E, com os Reis Magos, oferecemos também mirra, o sacrifício que não deve faltar na vida cristã. A mirra traz-nos à lembrança a paixão do Senhor: na Cruz, dão-lhe a beber mirra misturada com vinho , e com mirra ungiram seu corpo para a sepultura. Mas não pensemos que a reflexão sobre a necessidade do sacrifício e da mortificação significa introduzir uma nota de tristeza na festa alegre que hoje celebramos.

Mortificação não é pessimismo nem espírito acre. A mortificação nada vale sem a caridade: por isso devemos procurar mortificações que, além de nos fazerem passar pelas coisas da terra com domínio, não mortifiquem os que vivem ao nosso lado. O cristão não pode ser nem um verdugo nem um miserável; é um homem que sabe amar com obras, que prova o seu amor na pedra de toque da dor.

Mas devo dizer outra vez que, em geral, essa mortificação não consistirá em grandes renúncias, que aliás não são freqüentes.

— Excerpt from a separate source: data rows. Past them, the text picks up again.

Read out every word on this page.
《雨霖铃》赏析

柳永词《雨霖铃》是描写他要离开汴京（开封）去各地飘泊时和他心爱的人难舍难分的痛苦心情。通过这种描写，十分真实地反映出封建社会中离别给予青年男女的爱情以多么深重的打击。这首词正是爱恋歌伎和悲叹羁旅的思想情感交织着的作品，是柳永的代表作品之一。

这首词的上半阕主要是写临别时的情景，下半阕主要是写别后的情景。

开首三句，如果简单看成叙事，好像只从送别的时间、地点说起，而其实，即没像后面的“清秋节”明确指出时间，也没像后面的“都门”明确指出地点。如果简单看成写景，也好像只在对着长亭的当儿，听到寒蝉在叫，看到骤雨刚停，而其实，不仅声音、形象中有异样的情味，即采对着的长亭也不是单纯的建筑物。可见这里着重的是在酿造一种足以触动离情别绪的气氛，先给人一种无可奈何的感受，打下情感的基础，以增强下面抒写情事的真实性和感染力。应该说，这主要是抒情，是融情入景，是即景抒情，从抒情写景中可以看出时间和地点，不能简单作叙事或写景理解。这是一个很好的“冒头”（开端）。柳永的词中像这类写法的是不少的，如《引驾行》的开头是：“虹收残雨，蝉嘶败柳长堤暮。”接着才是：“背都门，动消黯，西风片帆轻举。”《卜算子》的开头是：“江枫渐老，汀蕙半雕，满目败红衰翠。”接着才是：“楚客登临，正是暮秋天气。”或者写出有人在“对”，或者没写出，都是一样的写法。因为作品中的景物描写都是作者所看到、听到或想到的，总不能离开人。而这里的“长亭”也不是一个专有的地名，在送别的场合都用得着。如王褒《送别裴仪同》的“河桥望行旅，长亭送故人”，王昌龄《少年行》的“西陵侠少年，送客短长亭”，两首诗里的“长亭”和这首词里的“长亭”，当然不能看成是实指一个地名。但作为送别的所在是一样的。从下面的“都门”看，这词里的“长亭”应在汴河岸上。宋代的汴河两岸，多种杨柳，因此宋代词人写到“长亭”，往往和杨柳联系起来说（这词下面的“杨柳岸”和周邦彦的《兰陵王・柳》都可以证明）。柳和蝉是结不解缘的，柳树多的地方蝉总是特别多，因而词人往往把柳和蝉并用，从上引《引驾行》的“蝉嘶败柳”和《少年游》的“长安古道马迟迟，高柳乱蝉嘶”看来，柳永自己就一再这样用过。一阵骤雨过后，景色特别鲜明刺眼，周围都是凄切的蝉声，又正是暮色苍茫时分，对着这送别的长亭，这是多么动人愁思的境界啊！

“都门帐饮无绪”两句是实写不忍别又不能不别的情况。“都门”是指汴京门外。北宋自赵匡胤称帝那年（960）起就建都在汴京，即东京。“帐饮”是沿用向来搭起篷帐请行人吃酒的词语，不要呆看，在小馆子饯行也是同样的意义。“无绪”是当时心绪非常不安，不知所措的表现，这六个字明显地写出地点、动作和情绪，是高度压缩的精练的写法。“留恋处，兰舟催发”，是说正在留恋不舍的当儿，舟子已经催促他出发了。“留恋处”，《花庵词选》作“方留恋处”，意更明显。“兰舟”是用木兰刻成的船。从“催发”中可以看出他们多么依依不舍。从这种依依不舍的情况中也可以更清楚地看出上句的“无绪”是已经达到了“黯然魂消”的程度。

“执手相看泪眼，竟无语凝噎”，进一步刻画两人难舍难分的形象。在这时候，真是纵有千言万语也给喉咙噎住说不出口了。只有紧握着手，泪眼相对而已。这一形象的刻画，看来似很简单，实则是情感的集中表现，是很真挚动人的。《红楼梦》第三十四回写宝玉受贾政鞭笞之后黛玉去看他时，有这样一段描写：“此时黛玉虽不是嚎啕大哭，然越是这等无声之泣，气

Há de compor-se de pequenas vitórias: sorrir para quem nos aborrece, negar ao corpo o capricho de uns bens supérfluos, acostumar-se a escutar os outros, fazer render o tempo que Deus põe à nossa disposição… E tantos outros detalhes, aparentemente insignificantes - contrariedades, dificuldades, dissabores - que surgem ao longo do dia sem que os procuremos.

Esta semana, que o povo cristão tradicionalmente chama Santa, oferece-nos uma vez mais a ocasião de considerarmos - de revivermos - os momentos em que se consuma a vida de Jesus. Tudo o que as diversas manifestações da piedade nos trazem à memória, nestes dias, orienta-se certamente para a Ressurreição, que é o fundamento da nossa fé, como escreve São Paulo. Mas não devemos percorrer com excessiva pressa esse caminho; não devemos deixar cair no esquecimento uma coisa muito simples, que talvez nos escape de vez em quando: é que não poderemos participar da Ressurreição do Senhor se não nos unirmos à sua Paixão e à sua Morte. Para acompanharmos Cristo na sua glória, no fim da Semana Santa, é preciso que penetremos antes no seu holocausto e nos sintamos uma só coisa com Ele, morto no Calvário.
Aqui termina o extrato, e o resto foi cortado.